Il sévit toujours ici et dans le monde entier mais il a pris des formes et des expressions plus discrètes qui relèvent très souvent de l’hypocrisie. Surtout à La Réunion où la lutte des classes se confond depuis toujours avec la lutte des races parce que l’Histoire l’a ainsi voulu. Certes, il y a ceux qui voudraient que le racisme disparaisse et qui souhaitent se fondre dans l’autre parce qu’ils y voient comme une promotion sociale à se blanchir mais il y a aussi ceux qui ne veulent ni le voir ni le faire disparaître et encore moins se fondre dans l’autre car cela revient pour eux à une dégradation raciale et sociale. Et ils sont la majorité. Le racisme est comme le péché chez le croyant : il existe, on le commet, on le condamne, on l’efface par une confession, on se reprend et on recommence jusqu’au prochain effacement par repentance.

 

Le racisme, un héritage historique

Il faut le reconnaître et l’admettre : les Réunionnais sont racistes à des degrés divers depuis le premier jour du peuplement avec colons blancs et esclaves malgaches ; la différence de races et de classes en était le germe. Mais, au cours des siècles et des transhumances, ce racisme s’est tellement modifié qu’il est aujourd’hui à géométrie étonnamment variable. Variabilité qui va du racisme facho-nazi – (inspiré de l’Europe) – au racisme totalement édulcoré, né de la promiscuité sociale quotidienne des races diverses à tous les niveaux. Pas du tout ou infiniment moins au sommet de la pyramide, bien sûr, mais beaucoup plus à la base. C’est un racisme sui generis forgé entre 1665 et 2012 que seuls les indigènes savent gérer avec un certain bonheur pour vivre en harmonie. Ainsi, le beau-père peut aimer sa bru d’une autre race mais détester ses congénères en général. Allez comprendre !

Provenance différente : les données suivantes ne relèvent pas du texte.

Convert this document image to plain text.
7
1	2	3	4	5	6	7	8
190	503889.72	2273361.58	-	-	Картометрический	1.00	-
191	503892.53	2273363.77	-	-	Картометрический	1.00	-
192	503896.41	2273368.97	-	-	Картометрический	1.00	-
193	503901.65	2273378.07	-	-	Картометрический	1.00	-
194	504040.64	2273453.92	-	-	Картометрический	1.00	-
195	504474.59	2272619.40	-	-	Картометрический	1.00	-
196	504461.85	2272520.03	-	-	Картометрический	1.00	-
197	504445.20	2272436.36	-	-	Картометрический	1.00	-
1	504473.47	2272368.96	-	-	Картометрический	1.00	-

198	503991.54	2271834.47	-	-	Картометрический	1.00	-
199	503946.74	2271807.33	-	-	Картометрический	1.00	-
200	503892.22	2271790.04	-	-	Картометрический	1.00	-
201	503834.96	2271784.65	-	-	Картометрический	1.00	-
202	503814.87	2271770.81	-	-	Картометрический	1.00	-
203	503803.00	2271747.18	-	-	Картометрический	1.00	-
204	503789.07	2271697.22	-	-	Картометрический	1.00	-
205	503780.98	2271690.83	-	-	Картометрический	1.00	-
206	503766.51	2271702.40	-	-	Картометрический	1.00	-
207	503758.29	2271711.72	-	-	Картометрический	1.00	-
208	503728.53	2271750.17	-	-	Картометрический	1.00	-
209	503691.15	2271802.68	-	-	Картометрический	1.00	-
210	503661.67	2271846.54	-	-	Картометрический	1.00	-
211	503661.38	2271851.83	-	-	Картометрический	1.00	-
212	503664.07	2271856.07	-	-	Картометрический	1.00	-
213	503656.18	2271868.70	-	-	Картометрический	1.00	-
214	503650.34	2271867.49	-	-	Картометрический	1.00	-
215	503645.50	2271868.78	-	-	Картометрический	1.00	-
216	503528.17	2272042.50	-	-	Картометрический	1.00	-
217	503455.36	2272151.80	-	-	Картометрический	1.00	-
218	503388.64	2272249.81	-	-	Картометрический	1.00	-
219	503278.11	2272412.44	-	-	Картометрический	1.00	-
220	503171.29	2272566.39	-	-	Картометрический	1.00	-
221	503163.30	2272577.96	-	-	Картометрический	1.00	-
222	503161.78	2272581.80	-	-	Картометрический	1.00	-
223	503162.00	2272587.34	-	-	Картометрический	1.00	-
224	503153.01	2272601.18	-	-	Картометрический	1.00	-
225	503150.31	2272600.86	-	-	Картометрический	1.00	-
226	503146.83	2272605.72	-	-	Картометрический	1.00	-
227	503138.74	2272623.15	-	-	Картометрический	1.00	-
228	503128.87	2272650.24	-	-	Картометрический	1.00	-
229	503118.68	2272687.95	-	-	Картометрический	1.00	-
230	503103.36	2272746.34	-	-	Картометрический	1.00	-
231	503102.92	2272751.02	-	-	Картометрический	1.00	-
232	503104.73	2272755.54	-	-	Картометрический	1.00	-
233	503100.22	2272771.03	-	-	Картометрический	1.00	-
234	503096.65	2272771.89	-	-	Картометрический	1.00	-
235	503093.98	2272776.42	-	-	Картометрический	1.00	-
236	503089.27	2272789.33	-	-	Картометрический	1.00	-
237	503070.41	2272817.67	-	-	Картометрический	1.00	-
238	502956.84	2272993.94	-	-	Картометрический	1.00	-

C’est pourtant à ce prix-là que nous jouissons de la paix des races « du battant des lames au sommet des montagnes ». L’allogène – (anthropo-socio-ethnologue ou simple quidam) – est prié instamment de ne pas interférer avec son code européen. Surtout ne pas fourrer son nez dans l’interprétation et la gestion du racisme insulaire. Il n’a pas vécu 347 ans dans ce melting pot qui n’a toujours pas tout fondu ni tout mélangé. Mais la paix raciale et sociale a été maintenue. L’Européen n’a pas acquis notre expérience en la matière. Surtout, qu’il ne cherche pas à se mettre dans la peau de l’autre – (du Blanc insulaire comme de l’homme de couleur) — ou à vouloir faire l’autre changer de peau. Il ne pourra que diviser, détruire les équilibres et s’attirer mille rancœurs.

Moralité : « A chacun son racisme et les races seront bien gardées comme sera sauvegardée l’harmonie raciale même bancale du monde insulaire ».

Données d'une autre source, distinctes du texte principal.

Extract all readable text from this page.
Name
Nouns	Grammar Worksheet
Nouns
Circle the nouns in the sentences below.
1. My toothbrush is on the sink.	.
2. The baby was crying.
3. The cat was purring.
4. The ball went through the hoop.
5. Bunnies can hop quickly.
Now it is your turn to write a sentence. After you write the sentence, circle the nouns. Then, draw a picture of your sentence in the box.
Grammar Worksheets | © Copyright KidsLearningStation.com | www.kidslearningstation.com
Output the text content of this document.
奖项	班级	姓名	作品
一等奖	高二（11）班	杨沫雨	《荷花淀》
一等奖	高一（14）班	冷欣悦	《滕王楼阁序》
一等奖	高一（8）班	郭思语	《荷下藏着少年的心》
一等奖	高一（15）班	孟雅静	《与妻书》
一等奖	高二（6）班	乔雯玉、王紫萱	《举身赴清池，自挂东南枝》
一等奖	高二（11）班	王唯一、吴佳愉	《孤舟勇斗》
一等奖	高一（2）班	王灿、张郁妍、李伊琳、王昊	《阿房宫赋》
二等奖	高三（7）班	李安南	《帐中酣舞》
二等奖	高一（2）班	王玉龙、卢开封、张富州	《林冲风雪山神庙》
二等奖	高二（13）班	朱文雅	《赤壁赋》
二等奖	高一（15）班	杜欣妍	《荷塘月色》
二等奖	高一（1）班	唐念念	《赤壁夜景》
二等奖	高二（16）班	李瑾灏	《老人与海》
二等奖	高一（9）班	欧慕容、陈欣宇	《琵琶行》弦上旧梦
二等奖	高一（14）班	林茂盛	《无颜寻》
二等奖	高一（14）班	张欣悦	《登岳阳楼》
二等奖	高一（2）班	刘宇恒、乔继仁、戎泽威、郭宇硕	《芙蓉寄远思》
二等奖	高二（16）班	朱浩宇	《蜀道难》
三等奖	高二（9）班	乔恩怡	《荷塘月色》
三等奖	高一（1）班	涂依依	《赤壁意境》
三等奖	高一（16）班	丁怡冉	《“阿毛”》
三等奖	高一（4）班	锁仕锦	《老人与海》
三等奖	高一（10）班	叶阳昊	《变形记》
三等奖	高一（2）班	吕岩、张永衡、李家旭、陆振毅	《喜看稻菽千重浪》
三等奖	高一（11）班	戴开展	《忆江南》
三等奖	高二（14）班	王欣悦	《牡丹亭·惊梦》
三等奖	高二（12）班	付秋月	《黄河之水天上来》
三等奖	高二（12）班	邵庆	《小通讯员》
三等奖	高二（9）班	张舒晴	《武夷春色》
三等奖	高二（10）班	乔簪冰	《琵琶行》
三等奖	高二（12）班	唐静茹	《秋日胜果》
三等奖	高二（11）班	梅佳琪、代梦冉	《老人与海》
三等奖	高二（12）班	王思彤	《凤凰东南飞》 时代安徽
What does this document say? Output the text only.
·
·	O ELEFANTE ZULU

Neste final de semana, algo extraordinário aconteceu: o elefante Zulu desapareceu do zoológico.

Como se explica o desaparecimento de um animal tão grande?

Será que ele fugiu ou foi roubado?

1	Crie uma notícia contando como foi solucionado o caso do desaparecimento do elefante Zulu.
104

Il semble qu’au fil des décennies, si le Réunionnais survit au tsunami européen, le racisme sera éradiqué en ses formes les plus grossières sinon les plus subtiles. Il sera tellement soft qu’il n’apparaîtra plus que comme une philosophie individuelle et non comme un sentiment collectif. Avec le progrès social et économique, une race ne sera plus liée à la pauvreté et à l’illettrisme, héritages du passé. L’antagonisme des races sera remplacé par la lutte des classes et des castes jusqu’à ce qu’il n’y ait plus de luttes contre quoi que ce soit, faute de races et de classes nettement compartimentées. A chacun de mettre du sien. A chacun de se libérer de sa Varangue blanche, de sa Varangue massalé, de sa Varangue shop-shui, de sa Varangue maloya, de sa Varangue hallal et de sa Varangue métisse, pour construire la Varangue réunionnaise diversement colorée et ornée. Et ce, sans que le Zorey ne tente d’y adjoindre sa cuisine.

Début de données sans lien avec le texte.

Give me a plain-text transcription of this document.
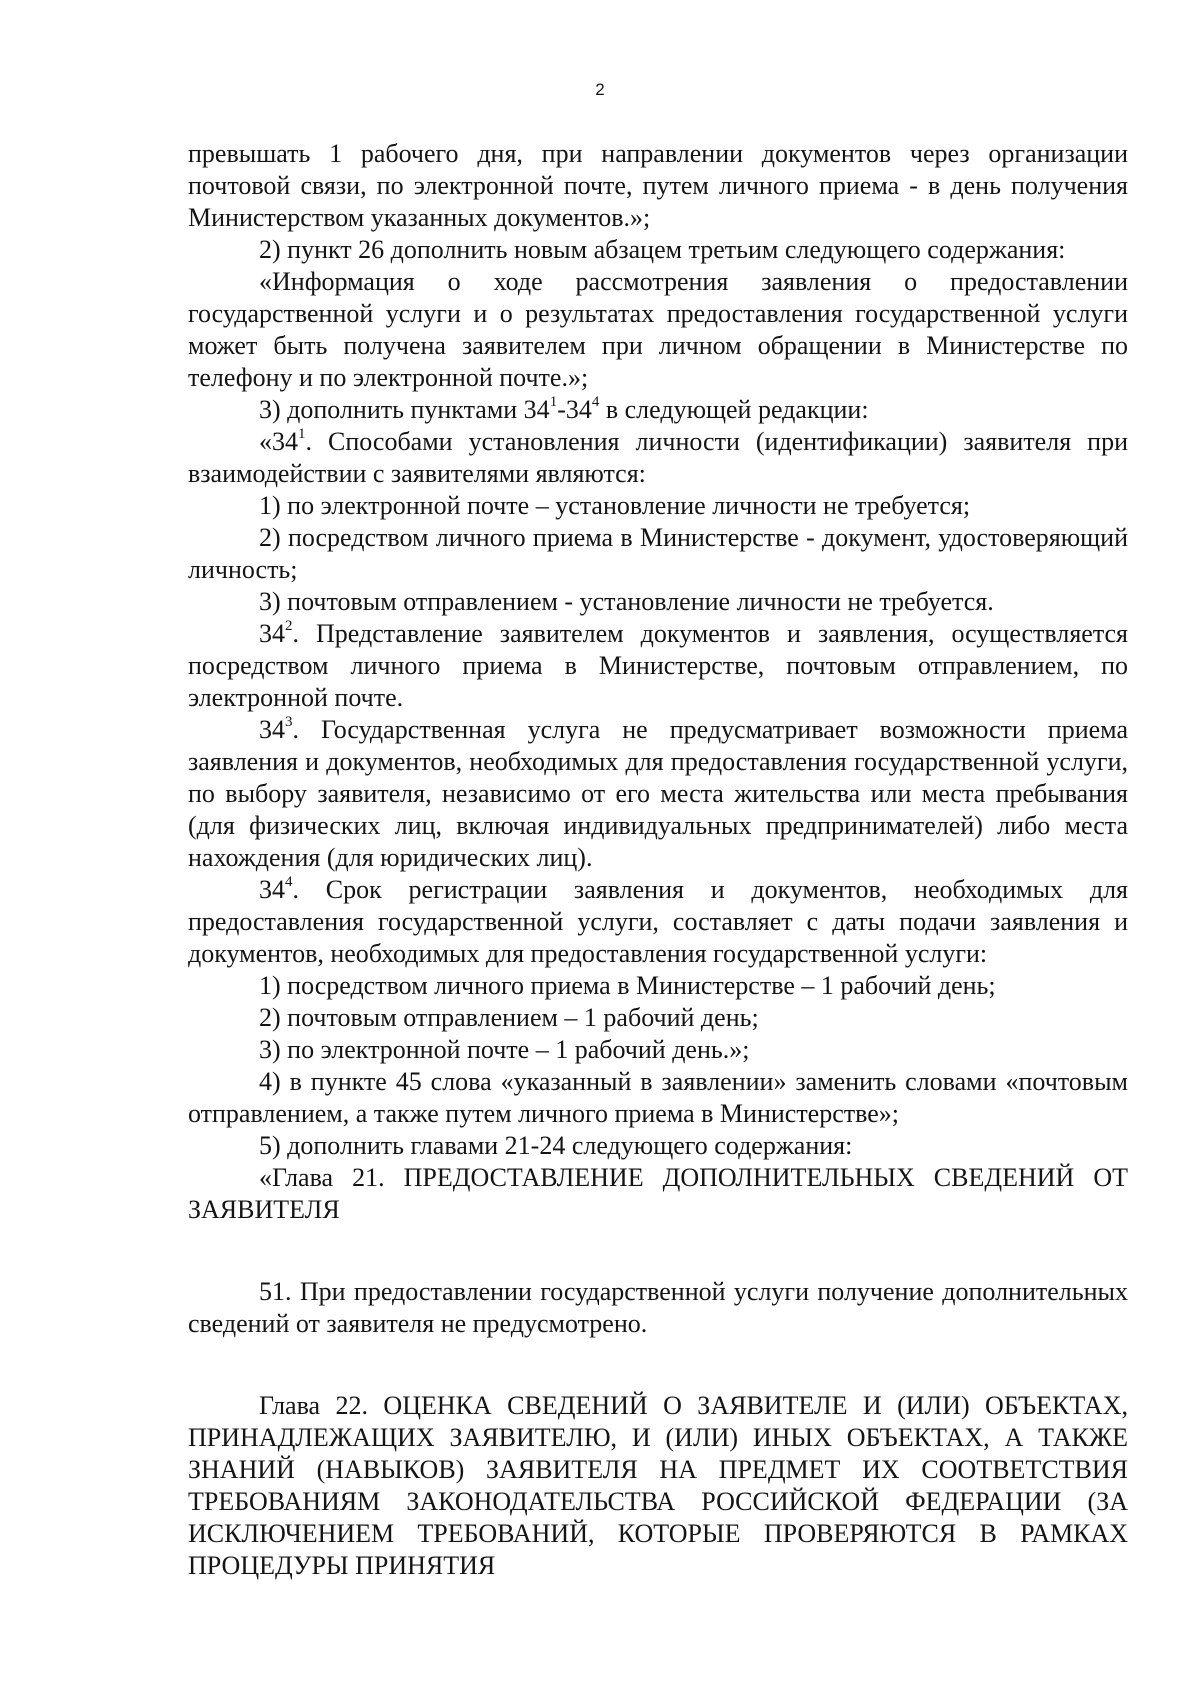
2

превышать 1 рабочего дня, при направлении документов через организации почтовой связи, по электронной почте, путем личного приема - в день получения Министерством указанных документов.»;

2) пункт 26 дополнить новым абзацем третьим следующего содержания:

«Информация о ходе рассмотрения заявления о предоставлении государственной услуги и о результатах предоставления государственной услуги может быть получена заявителем при личном обращении в Министерстве по телефону и по электронной почте.»;

3) дополнить пунктами $34^1-34^4$ в следующей редакции:

«$34^1$. Способами установления личности (идентификации) заявителя при взаимодействии с заявителями являются:

1) по электронной почте – установление личности не требуется;

2) посредством личного приема в Министерстве - документ, удостоверяющий личность;

3) почтовым отправлением - установление личности не требуется.

$34^2$. Представление заявителем документов и заявления, осуществляется посредством личного приема в Министерстве, почтовым отправлением, по электронной почте.

$34^3$. Государственная услуга не предусматривает возможности приема заявления и документов, необходимых для предоставления государственной услуги, по выбору заявителя, независимо от его места жительства или места пребывания (для физических лиц, включая индивидуальных предпринимателей) либо места нахождения (для юридических лиц).

$34^4$. Срок регистрации заявления и документов, необходимых для предоставления государственной услуги, составляет с даты подачи заявления и документов, необходимых для предоставления государственной услуги:

1) посредством личного приема в Министерстве – 1 рабочий день;

2) почтовым отправлением – 1 рабочий день;

3) по электронной почте – 1 рабочий день.»;

4) в пункте 45 слова «указанный в заявлении» заменить словами «почтовым отправлением, а также путем личного приема в Министерстве»;

5) дополнить главами 21-24 следующего содержания:

«Глава 21. ПРЕДОСТАВЛЕНИЕ ДОПОЛНИТЕЛЬНЫХ СВЕДЕНИЙ ОТ ЗАЯВИТЕЛЯ

51. При предоставлении государственной услуги получение дополнительных сведений от заявителя не предусмотрено.

Глава 22. ОЦЕНКА СВЕДЕНИЙ О ЗАЯВИТЕЛЕ И (ИЛИ) ОБЪЕКТАХ, ПРИНАДЛЕЖАЩИХ ЗАЯВИТЕЛЮ, И (ИЛИ) ИНЫХ ОБЪЕКТАХ, А ТАКЖЕ ЗНАНИЙ (НАВЫКОВ) ЗАЯВИТЕЛЯ НА ПРЕДМЕТ ИХ СООТВЕТСТВИЯ ТРЕБОВАНИЯМ ЗАКОНОДАТЕЛЬСТВА РОССИЙСКОЙ ФЕДЕРАЦИИ (ЗА ИСКЛЮЧЕНИЕМ ТРЕБОВАНИЙ, КОТОРЫЕ ПРОВЕРЯЮТСЯ В РАМКАХ ПРОЦЕДУРЫ ПРИНЯТИЯ
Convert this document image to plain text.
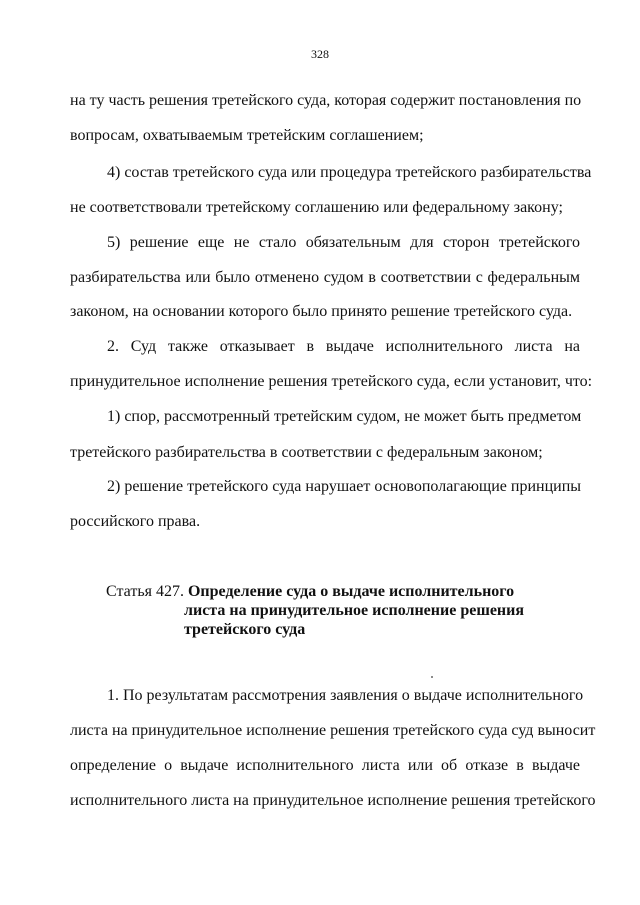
328
на ту часть решения третейского суда, которая содержит постановления по
вопросам, охватываемым третейским соглашением;
4) состав третейского суда или процедура третейского разбирательства
не соответствовали третейскому соглашению или федеральному закону;
5) решение еще не стало обязательным для сторон третейского
разбирательства или было отменено судом в соответствии с федеральным
законом, на основании которого было принято решение третейского суда.
2. Суд также отказывает в выдаче исполнительного листа на
принудительное исполнение решения третейского суда, если установит, что:
1) спор, рассмотренный третейским судом, не может быть предметом
третейского разбирательства в соответствии с федеральным законом;
2) решение третейского суда нарушает основополагающие принципы
российского права.
Статья 427. Определение суда о выдаче исполнительного
листа на принудительное исполнение решения
третейского суда
1. По результатам рассмотрения заявления о выдаче исполнительного
листа на принудительное исполнение решения третейского суда суд выносит
определение о выдаче исполнительного листа или об отказе в выдаче
исполнительного листа на принудительное исполнение решения третейского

Pour y parvenir à cette société idéale : l’instruction, l’éducation et l’honorabilité pécuniaire sont nécessaires. En attendant ces beaux lendemains qui sont encore très loin de chanter, « Cabri Soubaya va mange toujours salade Payet » et il y aura encore beaucoup d’eau de couleur sous le Viaduc du Prince Vinh San à Saint-Denis.